New York, Oct. 14 (Reuters): The US today ushered in a new era in banking with plans to take equity stakes worth up to $250 billion in financial institutions, an incursion into the private sector that US officials called a regrettable last resort.

The US government followed European powers that agreed to recapitalise their banks a day earlier, triggering a global stock market rebound that continued on Tuesday.

“This is an essential short-term measure to ensure the viability of America’s banking system,” US President George W. Bush said in a televised address. “These measures are not intended to take over the free market but to preserve it,” Bush said.

The US treasury will buy non-voting preferred shares in major financial institutions, with stakes in each limited to $25 billion. Bank executives must accept limits on their pay and standards of corporate governance.

Bush also said the Federal Deposit Insurance Corporation would guarantee new bank debt, temporarily insure senior preferred debt issued by banks and thrifts, and that the US Federal Reserve would become a buyer of last resort of commercial paper — debt instruments companies use to fund activities.

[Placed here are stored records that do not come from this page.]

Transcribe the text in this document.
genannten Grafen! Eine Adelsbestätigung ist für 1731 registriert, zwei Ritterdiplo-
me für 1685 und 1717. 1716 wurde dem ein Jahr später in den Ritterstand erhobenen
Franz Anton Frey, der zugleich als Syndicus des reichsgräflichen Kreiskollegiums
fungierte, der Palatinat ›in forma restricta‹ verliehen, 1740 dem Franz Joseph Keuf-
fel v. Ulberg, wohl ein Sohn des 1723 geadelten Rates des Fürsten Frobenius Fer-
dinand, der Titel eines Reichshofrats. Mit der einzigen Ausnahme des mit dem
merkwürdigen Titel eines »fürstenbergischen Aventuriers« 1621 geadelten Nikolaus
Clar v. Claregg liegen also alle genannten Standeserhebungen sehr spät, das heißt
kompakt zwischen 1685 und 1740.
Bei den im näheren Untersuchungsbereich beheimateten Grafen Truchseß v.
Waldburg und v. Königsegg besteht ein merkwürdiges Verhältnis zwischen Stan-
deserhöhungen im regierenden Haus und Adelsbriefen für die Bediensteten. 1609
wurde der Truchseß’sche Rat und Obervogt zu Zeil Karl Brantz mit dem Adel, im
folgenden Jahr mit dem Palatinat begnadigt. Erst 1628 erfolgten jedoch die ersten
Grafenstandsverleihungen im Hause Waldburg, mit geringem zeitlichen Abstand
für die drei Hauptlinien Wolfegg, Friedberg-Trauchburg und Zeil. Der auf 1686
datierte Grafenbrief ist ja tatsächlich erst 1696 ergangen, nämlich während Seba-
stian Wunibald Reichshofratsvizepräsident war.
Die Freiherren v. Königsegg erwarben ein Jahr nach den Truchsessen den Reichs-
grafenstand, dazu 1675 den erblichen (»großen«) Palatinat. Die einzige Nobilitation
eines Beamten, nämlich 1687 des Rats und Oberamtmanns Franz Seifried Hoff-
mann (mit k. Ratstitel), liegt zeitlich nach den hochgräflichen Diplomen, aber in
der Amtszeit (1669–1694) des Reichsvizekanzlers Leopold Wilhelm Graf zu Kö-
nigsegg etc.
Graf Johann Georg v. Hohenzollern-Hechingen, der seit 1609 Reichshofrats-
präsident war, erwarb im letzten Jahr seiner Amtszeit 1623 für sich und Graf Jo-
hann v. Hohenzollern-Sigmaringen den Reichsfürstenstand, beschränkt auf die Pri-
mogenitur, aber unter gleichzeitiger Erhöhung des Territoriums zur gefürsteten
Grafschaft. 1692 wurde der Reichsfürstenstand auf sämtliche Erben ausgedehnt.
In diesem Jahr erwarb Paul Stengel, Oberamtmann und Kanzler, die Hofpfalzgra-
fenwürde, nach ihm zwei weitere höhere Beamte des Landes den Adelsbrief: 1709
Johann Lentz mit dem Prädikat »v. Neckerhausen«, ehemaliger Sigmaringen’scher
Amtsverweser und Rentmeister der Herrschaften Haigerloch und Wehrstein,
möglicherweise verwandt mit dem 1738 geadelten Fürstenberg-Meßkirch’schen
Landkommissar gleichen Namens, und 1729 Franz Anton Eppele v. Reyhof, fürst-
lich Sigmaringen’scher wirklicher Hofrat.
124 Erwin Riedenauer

US treasury secretary Henry Paulson said nine banks that he described as “healthy institutions” had agreed to accept government stakes for the good of the economy, a government intervention unthinkable before the credit crisis.

Paulson, who appeared with Federal Reserve chairman Ben Bernanke and Federal Deposit Insurance Corp chairman Sheila Bair at a press meet before the US markets opened, said the measures were “objectionable” to him but were necessary because of a spreading lack of confidence in financial markets.

Bernanke expressed confidence that the latest bid to pump money into banks to try to persuade them to resume normal lending will work but cautioned it won’t bring instant relief to a severely stressed US economy.

Bair said the overwhelming majority of US banks remained safe and sound but they were beset by a loss of confidence that policy makers were determined to counter.

The Dow and S&P 500 slipped after a 4 per cent surge at the open. The Nasdaq was down slightly.

The FTSE 100, the UK’s top index, was up more than 3 per cent, while stocks in the rest of Europe also closed higher. Japan’s Nikkei climbed more than 14 per cent — its biggest one-day gain in history.